Hamas menegaskan bahwa pemulihan akses bantuan merupakan persyaratan minimum untuk melanjutkan negosiasi.
Kelompok tersebut juga mengecam rencana Trump yang mengisyaratkan kemungkinan pengambilalihan Gaza oleh pihak asing dan menjadikannya zona kebebasan.
“Gaza bukan untuk dijual,” tegas Hamas dalam pernyataannya.
Serangan terbaru memicu kepanikan besar, terutama di wilayah Gaza utara.
"Kami sedang tertidur ketika tiba-tiba semuanya meledak di sekitar kami,” kata Umm Mohammed al-Tatari, 57, kepada AFP.
“Semua orang mulai berlarian. Kami melihat kehancuran dengan mata kepala sendiri. Ada darah di mana-mana, potongan tubuh dan mayat. Kami tidak tahu siapa yang sudah mati dan siapa yang masih hidup," ujarnya.
Ahmed Nasr, warga lainnya berusia 33 tahun, menambahkan bahwa pengeboman terjadi sepanjang malam.
“Kami tidak bisa tidur atau menemukan kedamaian. Tidak ada rasa aman. Kami bisa mati kapan saja,” sebutnya.
Kementerian Kesehatan Gaza melaporkan bahwa 2.876 orang telah tewas sejak Israel melanjutkan serangan pada 18 Maret, menjadikan total korban jiwa sejak perang dimulai mencapai lebih dari 53.000 orang.
Sementara itu, media Israel menyebut militer sedang meningkatkan intensitas serangan menyusul persetujuan pemerintah atas rencana merebut kembali wilayah Gaza. Pihak militer Israel mengonfirmasi bahwa mereka sedang menyelidiki laporan-laporan tersebut.
Reaksi Keluarga Sandera: Kesempatan Bersejarah Terbuang
Kelompok utama yang mewakili keluarga sandera, Forum Sandera dan Keluarga Hilang, mengkritik Perdana Menteri Israel Benjamin Netanyahu karena dinilai gagal memanfaatkan kunjungan Trump untuk membebaskan para sandera.
“Kehilangan kesempatan bersejarah ini akan menjadi kegagalan besar yang akan dikenang selamanya,” kata mereka dalam sebuah pernyataan.
Namun, kelompok lain seperti Forum Tikva justru mendorong agar tekanan militer ditingkatkan.
"Tekanan militer harus jauh lebih kuat, dengan intensitas tinggi, dan dikoordinasikan dengan tekanan diplomatik, pengepungan total, pemutusan air dan listrik,” ujar mereka.
PBB memperkirakan sekitar 70% wilayah Gaza kini menjadi zona terlarang atau berada di bawah perintah evakuasi dari militer Israel.
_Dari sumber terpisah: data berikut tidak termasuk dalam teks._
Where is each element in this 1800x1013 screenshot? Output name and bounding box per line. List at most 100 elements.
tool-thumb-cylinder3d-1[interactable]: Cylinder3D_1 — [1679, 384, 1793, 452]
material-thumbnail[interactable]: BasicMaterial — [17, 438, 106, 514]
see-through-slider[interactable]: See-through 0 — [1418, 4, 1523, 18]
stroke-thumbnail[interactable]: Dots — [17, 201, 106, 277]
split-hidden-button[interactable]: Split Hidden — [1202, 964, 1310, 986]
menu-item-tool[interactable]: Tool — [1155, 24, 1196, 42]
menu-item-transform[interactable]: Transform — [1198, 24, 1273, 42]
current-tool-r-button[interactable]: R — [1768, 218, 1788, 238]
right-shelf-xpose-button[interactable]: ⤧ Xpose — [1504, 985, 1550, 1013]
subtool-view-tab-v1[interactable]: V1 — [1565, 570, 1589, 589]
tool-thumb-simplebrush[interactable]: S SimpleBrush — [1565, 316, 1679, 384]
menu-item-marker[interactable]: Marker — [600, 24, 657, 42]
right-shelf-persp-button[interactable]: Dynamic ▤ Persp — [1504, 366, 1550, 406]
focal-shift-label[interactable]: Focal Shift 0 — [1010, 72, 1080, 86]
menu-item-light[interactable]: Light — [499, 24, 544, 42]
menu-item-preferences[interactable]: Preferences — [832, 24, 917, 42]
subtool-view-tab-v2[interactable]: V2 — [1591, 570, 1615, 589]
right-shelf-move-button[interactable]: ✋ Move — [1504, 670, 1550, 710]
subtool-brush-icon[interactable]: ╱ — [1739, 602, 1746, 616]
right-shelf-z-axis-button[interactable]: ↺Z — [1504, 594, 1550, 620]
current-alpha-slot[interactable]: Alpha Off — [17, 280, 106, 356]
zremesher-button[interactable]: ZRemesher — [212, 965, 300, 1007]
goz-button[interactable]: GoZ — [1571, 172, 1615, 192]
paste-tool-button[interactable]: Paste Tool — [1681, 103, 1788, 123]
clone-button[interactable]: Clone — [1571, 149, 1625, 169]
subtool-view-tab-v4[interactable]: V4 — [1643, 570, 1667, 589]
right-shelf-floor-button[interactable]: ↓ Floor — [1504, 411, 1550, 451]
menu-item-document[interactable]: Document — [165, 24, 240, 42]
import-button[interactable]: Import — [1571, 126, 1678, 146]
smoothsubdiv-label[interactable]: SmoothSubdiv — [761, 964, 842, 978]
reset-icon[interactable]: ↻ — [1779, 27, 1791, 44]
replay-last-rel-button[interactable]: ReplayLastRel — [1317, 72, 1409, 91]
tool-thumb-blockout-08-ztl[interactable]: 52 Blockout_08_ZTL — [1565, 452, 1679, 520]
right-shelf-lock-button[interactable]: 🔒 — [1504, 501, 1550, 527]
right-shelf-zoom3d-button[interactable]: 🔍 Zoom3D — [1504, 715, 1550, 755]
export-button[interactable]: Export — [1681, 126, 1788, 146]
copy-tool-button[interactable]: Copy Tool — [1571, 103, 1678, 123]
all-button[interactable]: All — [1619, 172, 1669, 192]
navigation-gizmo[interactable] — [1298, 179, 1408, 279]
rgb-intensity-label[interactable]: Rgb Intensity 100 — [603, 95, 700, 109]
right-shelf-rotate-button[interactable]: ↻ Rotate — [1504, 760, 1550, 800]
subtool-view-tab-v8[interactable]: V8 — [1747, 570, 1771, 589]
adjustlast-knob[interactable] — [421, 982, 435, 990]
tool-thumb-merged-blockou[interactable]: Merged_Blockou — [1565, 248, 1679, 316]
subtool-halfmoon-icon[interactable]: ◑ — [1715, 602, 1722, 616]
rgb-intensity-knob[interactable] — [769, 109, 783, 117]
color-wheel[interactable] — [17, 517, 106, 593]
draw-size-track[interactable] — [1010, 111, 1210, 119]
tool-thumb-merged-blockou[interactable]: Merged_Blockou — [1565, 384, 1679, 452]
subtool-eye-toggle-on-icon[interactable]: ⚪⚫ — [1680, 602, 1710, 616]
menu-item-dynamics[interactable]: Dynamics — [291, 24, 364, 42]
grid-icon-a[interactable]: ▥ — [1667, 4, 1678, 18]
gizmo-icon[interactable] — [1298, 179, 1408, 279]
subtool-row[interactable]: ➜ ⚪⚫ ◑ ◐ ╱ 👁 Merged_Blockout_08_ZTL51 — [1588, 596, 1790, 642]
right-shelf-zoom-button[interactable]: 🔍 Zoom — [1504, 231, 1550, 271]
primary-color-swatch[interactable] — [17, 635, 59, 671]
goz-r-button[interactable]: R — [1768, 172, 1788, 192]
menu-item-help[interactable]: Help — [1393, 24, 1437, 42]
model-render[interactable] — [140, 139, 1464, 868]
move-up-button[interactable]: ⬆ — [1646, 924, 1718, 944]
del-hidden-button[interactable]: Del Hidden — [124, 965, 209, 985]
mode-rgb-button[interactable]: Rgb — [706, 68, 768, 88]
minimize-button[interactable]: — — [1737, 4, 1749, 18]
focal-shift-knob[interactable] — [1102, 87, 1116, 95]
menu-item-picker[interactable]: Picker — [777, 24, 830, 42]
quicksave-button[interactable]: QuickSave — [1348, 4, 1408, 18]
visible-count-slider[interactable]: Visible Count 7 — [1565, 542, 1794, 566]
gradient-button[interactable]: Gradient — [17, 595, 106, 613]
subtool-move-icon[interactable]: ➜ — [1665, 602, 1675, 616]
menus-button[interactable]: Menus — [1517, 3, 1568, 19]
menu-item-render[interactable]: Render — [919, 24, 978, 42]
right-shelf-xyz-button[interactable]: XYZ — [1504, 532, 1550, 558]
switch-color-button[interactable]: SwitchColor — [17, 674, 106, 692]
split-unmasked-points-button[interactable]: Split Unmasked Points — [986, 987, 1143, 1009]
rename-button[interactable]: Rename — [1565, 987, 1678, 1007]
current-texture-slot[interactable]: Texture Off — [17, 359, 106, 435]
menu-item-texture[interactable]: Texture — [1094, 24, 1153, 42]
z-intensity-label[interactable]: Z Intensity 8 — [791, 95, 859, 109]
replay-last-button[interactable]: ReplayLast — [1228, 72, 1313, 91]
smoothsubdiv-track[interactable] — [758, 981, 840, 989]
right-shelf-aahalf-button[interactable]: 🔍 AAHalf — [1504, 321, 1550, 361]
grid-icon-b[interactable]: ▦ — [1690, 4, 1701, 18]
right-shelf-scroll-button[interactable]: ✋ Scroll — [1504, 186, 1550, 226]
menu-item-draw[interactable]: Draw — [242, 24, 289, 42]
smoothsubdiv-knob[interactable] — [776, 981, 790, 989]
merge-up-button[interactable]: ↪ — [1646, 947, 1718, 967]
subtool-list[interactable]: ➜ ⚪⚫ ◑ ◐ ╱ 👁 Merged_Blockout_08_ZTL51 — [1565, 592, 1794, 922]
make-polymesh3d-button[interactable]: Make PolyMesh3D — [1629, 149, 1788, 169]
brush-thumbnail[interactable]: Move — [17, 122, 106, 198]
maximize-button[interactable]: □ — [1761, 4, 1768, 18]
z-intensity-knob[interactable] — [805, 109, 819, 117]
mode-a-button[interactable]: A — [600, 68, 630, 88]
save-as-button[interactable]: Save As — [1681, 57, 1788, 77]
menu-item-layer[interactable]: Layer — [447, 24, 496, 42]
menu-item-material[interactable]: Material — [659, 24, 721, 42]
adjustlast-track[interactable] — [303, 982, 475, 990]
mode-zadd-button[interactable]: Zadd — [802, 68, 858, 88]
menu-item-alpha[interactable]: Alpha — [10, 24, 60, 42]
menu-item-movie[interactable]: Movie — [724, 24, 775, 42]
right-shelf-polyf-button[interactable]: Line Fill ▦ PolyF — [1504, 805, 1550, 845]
Organisasi Kesehatan Dunia (WHO) melaporkan bahwa rumah sakit terakhir di Gaza yang menyediakan layanan perawatan kanker dan jantung telah berhenti beroperasi akibat serangan Israel pada Selasa lalu, yang membuat fasilitas tersebut rusak parah dan tidak dapat diakses.
Pelapor khusus PBB untuk wilayah Palestina, Francesca Albanese, mengecam tindakan Israel dan menyebutnya sebagai pembunuhan terhadap kemanusiaan yang tersisa.
Sementara itu, Hamas menegaskan bahwa akses terhadap bantuan kemanusiaan bukan hal yang bisa dinegosiasikan.
“Akses terhadap makanan, air, dan obat-obatan merupakan hak asasi manusia yang fundamental -- bukan subjek yang dapat dinegosiasikan,” ujar pejabat senior Hamas, Basem Naim.
Yayasan Kemanusiaan Gaza, LSM yang berbasis di AS, menyatakan akan memulai distribusi bantuan di Gaza bulan ini setelah melakukan pembicaraan dengan otoritas Israel. Namun, PBB menyatakan tidak akan terlibat dalam inisiatif tersebut. (I-3)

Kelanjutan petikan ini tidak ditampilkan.